Managing Work-Related Stress
Managing Work-Related Stress
Workplace stress is a pervasive and potentially debilitating experience, causing anxiety, tension, strain and nervousness.
Higher levels of stress at work have been linked to a wide range of serious mental and physical health conditions including:
- Cardiovascular disease;
- Musculoskeletal disorders;
- Gastrointestinal disorders.
Prolonged exposure to stress can trigger a downward spiral undermining a person’s ability to cope with existing and new challenges, eroding self confidence, negatively impacting on job performance and satisfaction, demoralising mood, and destabilising interpersonal relationships with co-workers, family and friends.
Stress also can impede the clear thinking, energy and cognitive ability necessary to perform at your peak level and realise your career ambitions and goals.
Work-Related Stress in Managers
For those individuals in Executive, Leadership and Management Levels – the impact of stress may be even more intense and insidious.
Factors such as accountability for the outcomes of others, responsibility for managing significant budgets and projects, pressure to provide a role model for others, and “organisational politics” can all lead to significant stress.

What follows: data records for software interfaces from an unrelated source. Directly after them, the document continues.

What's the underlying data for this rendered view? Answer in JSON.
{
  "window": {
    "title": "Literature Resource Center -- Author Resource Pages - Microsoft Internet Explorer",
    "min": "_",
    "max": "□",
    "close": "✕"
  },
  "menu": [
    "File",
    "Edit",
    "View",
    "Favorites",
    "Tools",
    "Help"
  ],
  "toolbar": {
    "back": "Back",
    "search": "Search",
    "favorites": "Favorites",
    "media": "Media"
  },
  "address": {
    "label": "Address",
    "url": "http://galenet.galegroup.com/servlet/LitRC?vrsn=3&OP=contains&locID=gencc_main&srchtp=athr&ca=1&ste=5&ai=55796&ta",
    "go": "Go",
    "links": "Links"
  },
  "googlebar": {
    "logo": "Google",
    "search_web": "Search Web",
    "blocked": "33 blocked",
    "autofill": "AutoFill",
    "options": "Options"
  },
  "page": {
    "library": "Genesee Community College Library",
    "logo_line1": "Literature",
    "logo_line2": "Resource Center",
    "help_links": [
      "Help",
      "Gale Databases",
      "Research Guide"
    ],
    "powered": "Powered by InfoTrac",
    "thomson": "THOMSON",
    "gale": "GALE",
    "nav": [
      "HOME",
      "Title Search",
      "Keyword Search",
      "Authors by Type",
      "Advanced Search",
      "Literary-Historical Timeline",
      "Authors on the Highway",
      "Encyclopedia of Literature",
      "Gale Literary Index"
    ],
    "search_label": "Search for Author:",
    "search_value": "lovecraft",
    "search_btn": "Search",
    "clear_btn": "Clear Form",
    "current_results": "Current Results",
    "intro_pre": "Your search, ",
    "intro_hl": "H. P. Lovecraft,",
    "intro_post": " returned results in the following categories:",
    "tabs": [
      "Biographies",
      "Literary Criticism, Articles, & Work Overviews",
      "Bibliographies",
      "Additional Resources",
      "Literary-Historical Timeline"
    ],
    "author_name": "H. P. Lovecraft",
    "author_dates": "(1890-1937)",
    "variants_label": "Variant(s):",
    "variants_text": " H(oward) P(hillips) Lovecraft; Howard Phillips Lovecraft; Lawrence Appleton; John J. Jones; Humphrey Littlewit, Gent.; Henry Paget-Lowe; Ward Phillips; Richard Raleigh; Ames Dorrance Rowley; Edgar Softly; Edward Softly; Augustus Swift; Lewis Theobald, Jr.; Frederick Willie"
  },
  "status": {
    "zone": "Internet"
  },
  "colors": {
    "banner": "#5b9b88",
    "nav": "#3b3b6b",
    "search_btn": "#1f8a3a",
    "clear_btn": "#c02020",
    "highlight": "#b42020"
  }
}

Furthermore, those in senior roles may find themselves less able or inclined to seek help, erroneously believing that seeking help is an indication of weakness; they also often lack access to a cohesive and supportive peer group of others at the same level and experiencing similar stressors. Access to an expert, objective, and insight-inspiring third party is in these cases invaluable in restoring and optimising performance and wellbeing.
Early Warning Signs of Work-Related Stress
Some common early warning signs of the impact of stress may include:
- headaches, muscular tension, fatigue, stomach upsets;
- problems sleeping;
- difficulty concentrating, irritability, mood swings, tearful outbursts;
- weight gain or loss;
- nervous habits such as nail biting or pacing;
- low morale, decreases in the quality of work;
- heart palpitations;
- feelings of being overwhelmed and unable to cope;
- reduced ability to concentrate or make decisions;
- diminished creativity and initiative;
- problems with interpersonal relationships;
- feelings of isolation and hopelessness.
Perhaps you, or someone you care about, is experiencing negative symptoms of work-related stress, or is being held back from realising their full performance potential as a result of stress. Directing this person to appropriate support, including a skilled psychologist, at as early a stage as possible can help them better manage the stress in their life.
We can’t completely stress-proof our lives: stress is a normal part of our professional and personal experience. However working with a psychologist who has particular insight in this field can help you to take more productive steps towards problem solving, managing and resolving sources of stress, and developing a greater emotional resilience to the effects of stress.
While it may be difficult to fathom at the moment, some degree of stress can even be performance and motivation enhancing – if approached with the right tools, mindset and strategy.